2018: The Worst Year for Investors in 100 Years

worst year stocks

By one measure, 2018 is shaping up to be the worst for investors in more than 100 years.

A huge number of asset classes will post negative returns for this year.

But that might be good news. Bad years tend to usher in positive returns in the years that follow.

The Wall Street Journal reported: “All told, 90% of the 70 asset classes tracked by Deutsche Bank are posting negative total returns … [In 2017], just 1% of asset classes delivered negative returns.”

For some, this is yet another log on the bear market fire.

But for me, this could be a contrarian indicator.

In 1920, 84% of asset classes had negative returns. One year later, only 22% finished in the red.

In 1931, 77% of asset classes lost ground. One year later, only 31%.

More recently in 2008, 68% of asset classes went red. That number plunged to 14% in 2009. And we know what happened from there — U.S. stocks began an epic bull market.

But what about those other years? Do bad years always produce good returns in the following year?

Not always. But enough to make the discovery notable.
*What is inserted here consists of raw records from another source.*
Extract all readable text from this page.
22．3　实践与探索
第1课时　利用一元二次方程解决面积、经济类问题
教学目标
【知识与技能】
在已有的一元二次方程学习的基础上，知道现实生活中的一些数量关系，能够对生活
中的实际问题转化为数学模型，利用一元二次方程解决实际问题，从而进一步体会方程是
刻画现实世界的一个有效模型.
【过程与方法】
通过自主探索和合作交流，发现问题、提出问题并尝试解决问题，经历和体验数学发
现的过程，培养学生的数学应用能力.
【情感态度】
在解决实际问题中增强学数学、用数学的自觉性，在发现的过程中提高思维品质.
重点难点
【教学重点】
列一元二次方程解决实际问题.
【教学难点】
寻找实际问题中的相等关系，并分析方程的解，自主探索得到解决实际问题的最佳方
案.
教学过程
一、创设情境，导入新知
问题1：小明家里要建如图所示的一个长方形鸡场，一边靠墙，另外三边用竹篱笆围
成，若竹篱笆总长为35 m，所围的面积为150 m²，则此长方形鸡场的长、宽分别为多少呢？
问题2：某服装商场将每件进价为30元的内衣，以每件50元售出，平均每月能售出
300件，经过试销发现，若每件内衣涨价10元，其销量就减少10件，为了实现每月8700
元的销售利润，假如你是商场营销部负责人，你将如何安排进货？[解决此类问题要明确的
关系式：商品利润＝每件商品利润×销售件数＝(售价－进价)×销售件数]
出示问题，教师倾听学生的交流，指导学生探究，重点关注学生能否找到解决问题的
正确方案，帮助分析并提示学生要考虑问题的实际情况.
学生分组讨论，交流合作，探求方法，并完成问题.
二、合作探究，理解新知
I looked at the Dow Jones Industrial Average’s performance the year following a year in which more than 60% of asset classes posted negative total returns.

The Dow posted double-digit returns in six of the eight years. It posted double-digit losses in the other two years.
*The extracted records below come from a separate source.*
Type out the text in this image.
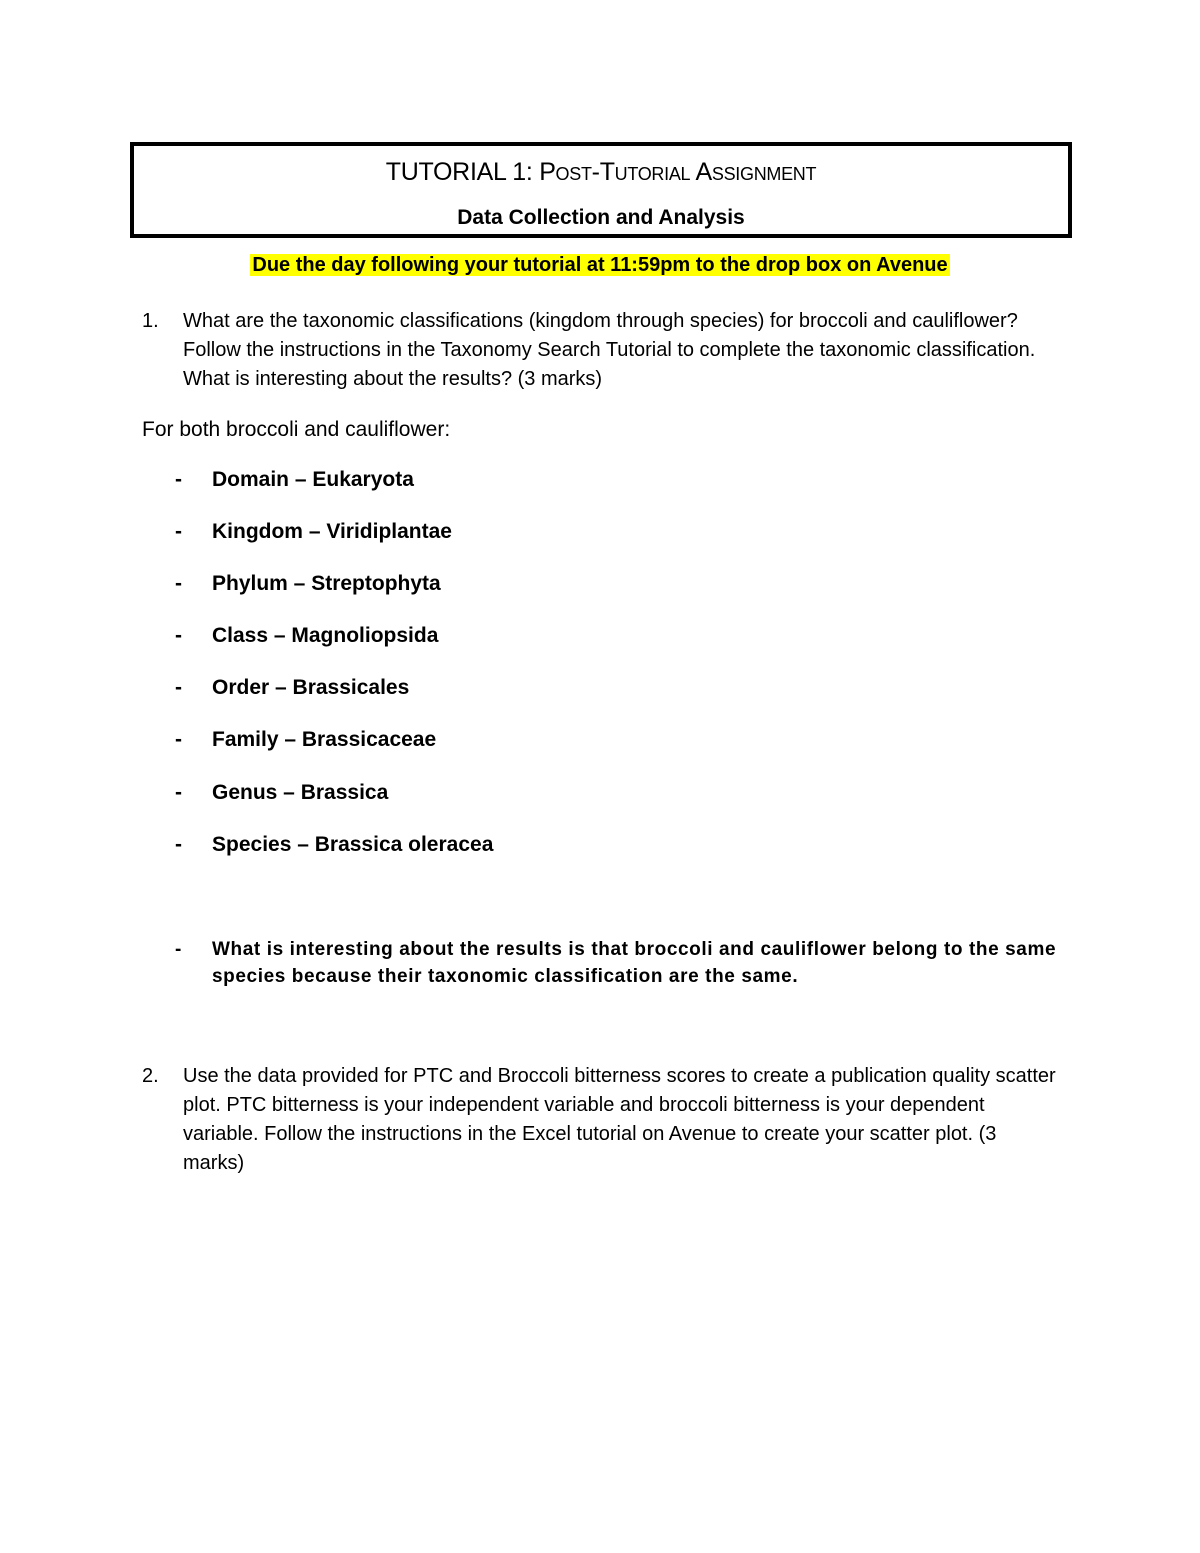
TUTORIAL 1: Post-Tutorial Assignment
Data Collection and Analysis
Due the day following your tutorial at 11:59pm to the drop box on Avenue
1. What are the taxonomic classifications (kingdom through species) for broccoli and cauliflower? Follow the instructions in the Taxonomy Search Tutorial to complete the taxonomic classification. What is interesting about the results? (3 marks)
For both broccoli and cauliflower:
- Domain – Eukaryota
- Kingdom – Viridiplantae
- Phylum – Streptophyta
- Class – Magnoliopsida
- Order – Brassicales
- Family – Brassicaceae
- Genus – Brassica
- Species – Brassica oleracea
- What is interesting about the results is that broccoli and cauliflower belong to the same species because their taxonomic classification are the same.
2. Use the data provided for PTC and Broccoli bitterness scores to create a publication quality scatter plot. PTC bitterness is your independent variable and broccoli bitterness is your dependent variable. Follow the instructions in the Excel tutorial on Avenue to create your scatter plot. (3 marks)
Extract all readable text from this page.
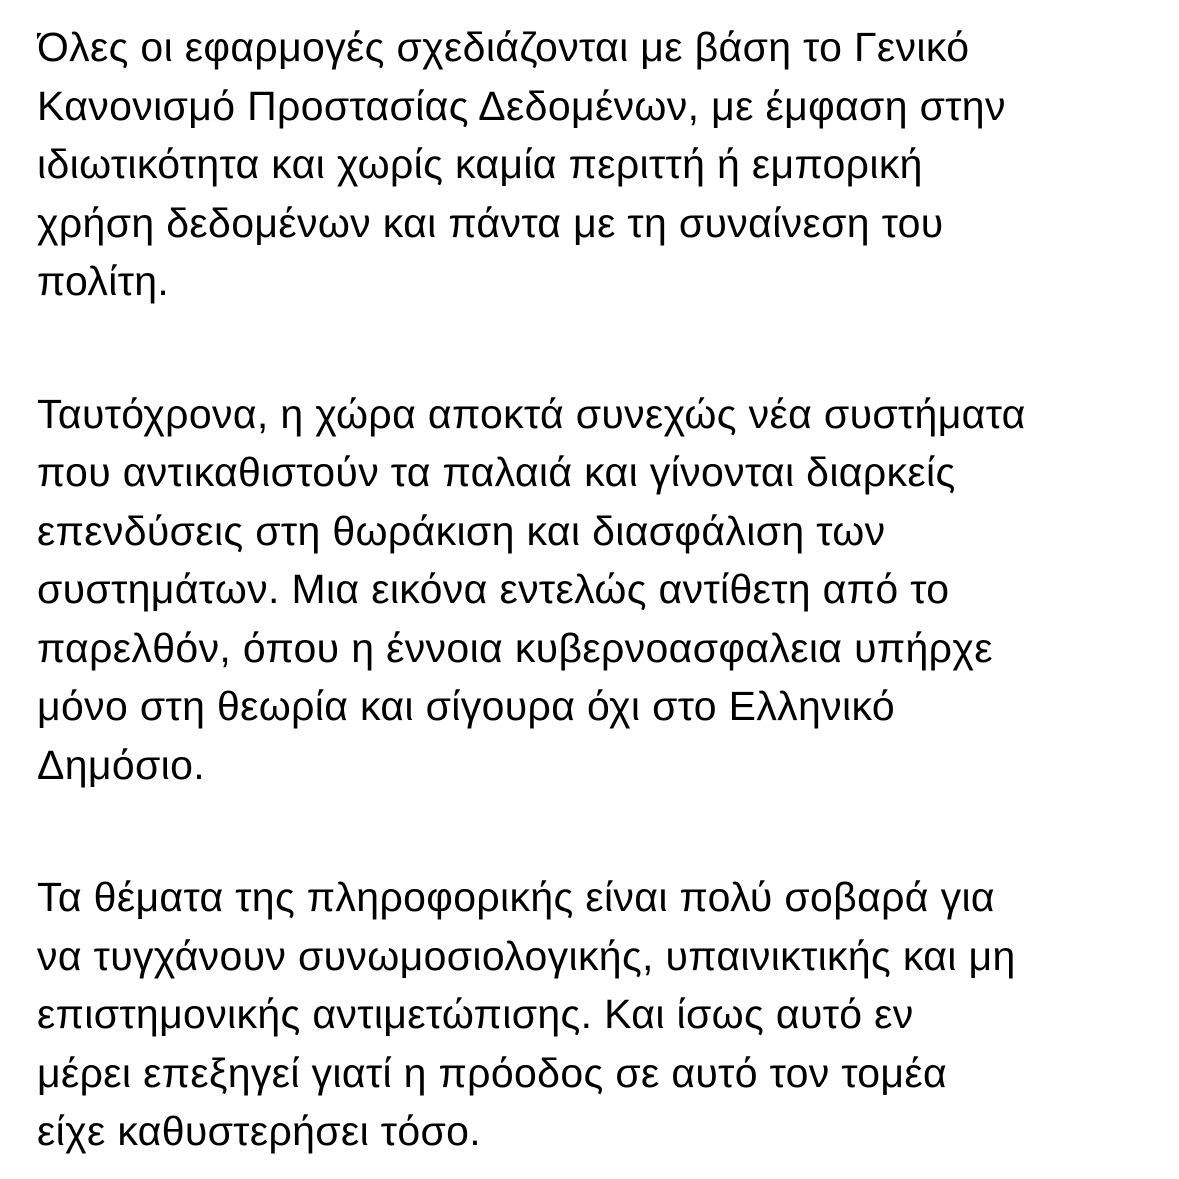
Όλες οι εφαρμογές σχεδιάζονται με βάση το Γενικό
Κανονισμό Προστασίας Δεδομένων, με έμφαση στην
ιδιωτικότητα και χωρίς καμία περιττή ή εμπορική
χρήση δεδομένων και πάντα με τη συναίνεση του
πολίτη.

Ταυτόχρονα, η χώρα αποκτά συνεχώς νέα συστήματα
που αντικαθιστούν τα παλαιά και γίνονται διαρκείς
επενδύσεις στη θωράκιση και διασφάλιση των
συστημάτων. Μια εικόνα εντελώς αντίθετη από το
παρελθόν, όπου η έννοια κυβερνοασφαλεια υπήρχε
μόνο στη θεωρία και σίγουρα όχι στο Ελληνικό
Δημόσιο.

Τα θέματα της πληροφορικής είναι πολύ σοβαρά για
να τυγχάνουν συνωμοσιολογικής, υπαινικτικής και μη
επιστημονικής αντιμετώπισης. Και ίσως αυτό εν
μέρει επεξηγεί γιατί η πρόοδος σε αυτό τον τομέα
είχε καθυστερήσει τόσο.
Of course, market cycles do not fit neatly inside calendar years, but the data is notable. It provides some confidence to jump back into the stock market now, or at the very least, soon.
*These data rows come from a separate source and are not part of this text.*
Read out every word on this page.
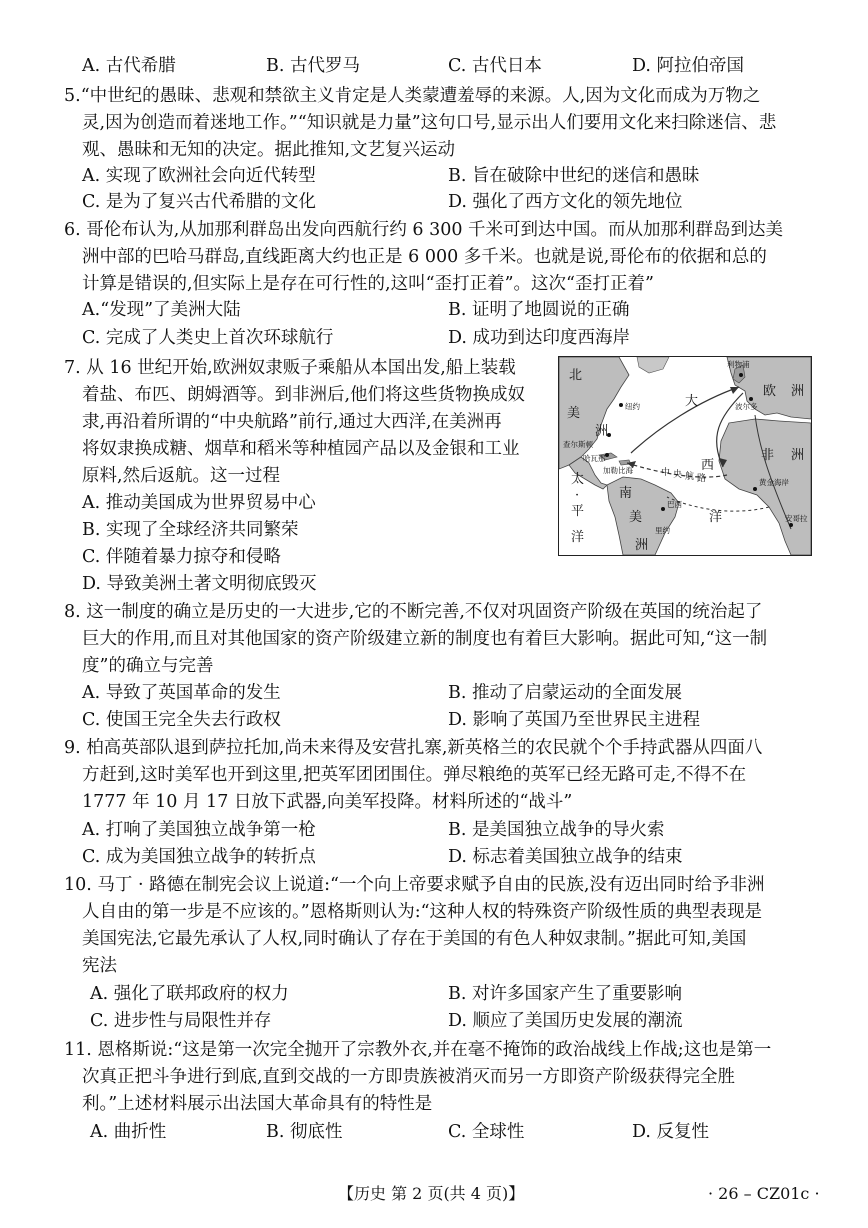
A. 古代希腊	B. 古代罗马	C. 古代日本	D. 阿拉伯帝国
5.“中世纪的愚昧、悲观和禁欲主义肯定是人类蒙遭羞辱的来源。人,因为文化而成为万物之
灵,因为创造而着迷地工作。”“知识就是力量”这句口号,显示出人们要用文化来扫除迷信、悲
观、愚昧和无知的决定。据此推知,文艺复兴运动
A. 实现了欧洲社会向近代转型	B. 旨在破除中世纪的迷信和愚昧
C. 是为了复兴古代希腊的文化	D. 强化了西方文化的领先地位
6. 哥伦布认为,从加那利群岛出发向西航行约 6 300 千米可到达中国。而从加那利群岛到达美
洲中部的巴哈马群岛,直线距离大约也正是 6 000 多千米。也就是说,哥伦布的依据和总的
计算是错误的,但实际上是存在可行性的,这叫“歪打正着”。这次“歪打正着”
A.“发现”了美洲大陆	B. 证明了地圆说的正确
C. 完成了人类史上首次环球航行	D. 成功到达印度西海岸
7. 从 16 世纪开始,欧洲奴隶贩子乘船从本国出发,船上装载
着盐、布匹、朗姆酒等。到非洲后,他们将这些货物换成奴
隶,再沿着所谓的“中央航路”前行,通过大西洋,在美洲再
将奴隶换成糖、烟草和稻米等种植园产品以及金银和工业
原料,然后返航。这一过程
A. 推动美国成为世界贸易中心
B. 实现了全球经济共同繁荣
C. 伴随着暴力掠夺和侵略
D. 导致美洲土著文明彻底毁灭
北
美
洲
大
西
洋
欧 洲
非 洲
南
美
洲
太
·
平
洋
中 央 航 路
利物浦
波尔多
纽约
查尔斯顿
哈瓦那
加勒比海
黄金海岸
巴西
安哥拉
里约
8. 这一制度的确立是历史的一大进步,它的不断完善,不仅对巩固资产阶级在英国的统治起了
巨大的作用,而且对其他国家的资产阶级建立新的制度也有着巨大影响。据此可知,“这一制
度”的确立与完善
A. 导致了英国革命的发生	B. 推动了启蒙运动的全面发展
C. 使国王完全失去行政权	D. 影响了英国乃至世界民主进程
9. 柏高英部队退到萨拉托加,尚未来得及安营扎寨,新英格兰的农民就个个手持武器从四面八
方赶到,这时美军也开到这里,把英军团团围住。弹尽粮绝的英军已经无路可走,不得不在
1777 年 10 月 17 日放下武器,向美军投降。材料所述的“战斗”
A. 打响了美国独立战争第一枪	B. 是美国独立战争的导火索
C. 成为美国独立战争的转折点	D. 标志着美国独立战争的结束
10. 马丁 · 路德在制宪会议上说道:“一个向上帝要求赋予自由的民族,没有迈出同时给予非洲
人自由的第一步是不应该的。”恩格斯则认为:“这种人权的特殊资产阶级性质的典型表现是
美国宪法,它最先承认了人权,同时确认了存在于美国的有色人种奴隶制。”据此可知,美国
宪法
A. 强化了联邦政府的权力	B. 对许多国家产生了重要影响
C. 进步性与局限性并存	D. 顺应了美国历史发展的潮流
11. 恩格斯说:“这是第一次完全抛开了宗教外衣,并在毫不掩饰的政治战线上作战;这也是第一
次真正把斗争进行到底,直到交战的一方即贵族被消灭而另一方即资产阶级获得完全胜
利。”上述材料展示出法国大革命具有的特性是
A. 曲折性	B. 彻底性	C. 全球性	D. 反复性
【历史 第 2 页(共 4 页)】	· 26 – CZ01c ·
But where exactly to jump in?

U.S. stocks have been top performers in the years cited above. And recently, natural resources have done well.

Since we’re late in the business cycle, you should consider adding gold and materials stocks. An easy way to tap into materials is with the S&P Materials Select Sector SPDR ETF (NYSE: XLB). This exchange-traded fund (ETF) won’t give you exposure to gold, but you’ll be positioned to profit from stocks that will do well as economic activity takes aim its cycle peak.